Voeltzkowia is a genus of skinks.

==Geographic range==
The genus Voeltzkowia is endemic to Madagascar.

==Species==
Three species are recognized as being valid.
- Voeltzkowia mira Boettger, 1893
- Voeltzkowia mobydick (Miralles et al., 2012)
- Voeltzkowia yamagishii (Sakata & Hikida, 2003)

Nota bene: A binomial authority in parentheses indicates that the species was originally described in a genus other than Voeltzkowia.

The species V. mobydick and V. yamagishii were formerly in the genus Sirenoscincus.
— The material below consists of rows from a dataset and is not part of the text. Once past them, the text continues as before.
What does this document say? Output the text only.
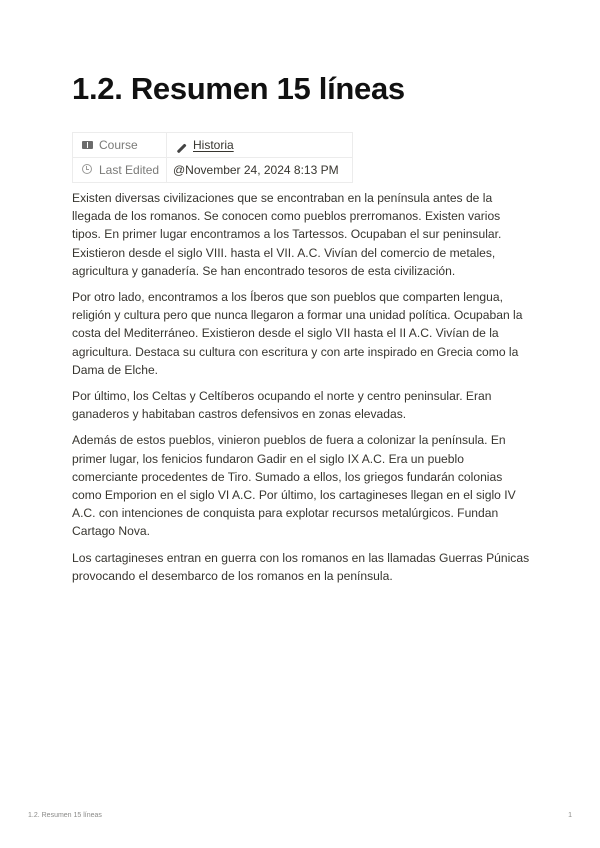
1.2. Resumen 15 líneas
Course	Historia
Last Edited	@November 24, 2024 8:13 PM

Existen diversas civilizaciones que se encontraban en la península antes de la llegada de los romanos. Se conocen como pueblos prerromanos. Existen varios tipos. En primer lugar encontramos a los Tartessos. Ocupaban el sur peninsular. Existieron desde el siglo VIII. hasta el VII. A.C. Vivían del comercio de metales, agricultura y ganadería. Se han encontrado tesoros de esta civilización.

Por otro lado, encontramos a los Íberos que son pueblos que comparten lengua, religión y cultura pero que nunca llegaron a formar una unidad política. Ocupaban la costa del Mediterráneo. Existieron desde el siglo VII hasta el II A.C. Vivían de la agricultura. Destaca su cultura con escritura y con arte inspirado en Grecia como la Dama de Elche.

Por último, los Celtas y Celtíberos ocupando el norte y centro peninsular. Eran ganaderos y habitaban castros defensivos en zonas elevadas.

Además de estos pueblos, vinieron pueblos de fuera a colonizar la península. En primer lugar, los fenicios fundaron Gadir en el siglo IX A.C. Era un pueblo comerciante procedentes de Tiro. Sumado a ellos, los griegos fundarán colonias como Emporion en el siglo VI A.C. Por último, los cartagineses llegan en el siglo IV A.C. con intenciones de conquista para explotar recursos metalúrgicos. Fundan Cartago Nova.

Los cartagineses entran en guerra con los romanos en las llamadas Guerras Púnicas provocando el desembarco de los romanos en la península.

1.2. Resumen 15 líneas	1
The species formerly known as Voeltzkowia fierinensis, V. lineata, V. petiti, and
V. rubrocaudata have been assigned to the genus Grandidierina.

End of 2025, a study published in Zoological Journal on Linnean Society, announces the discovery of two new species :
- Voeltzkowia volontany,
- Voeltzkowia shai-hulud.

==Etymology==
The generic name, Voeltzkowia, is in honor of German biologist Alfred Voeltzkow.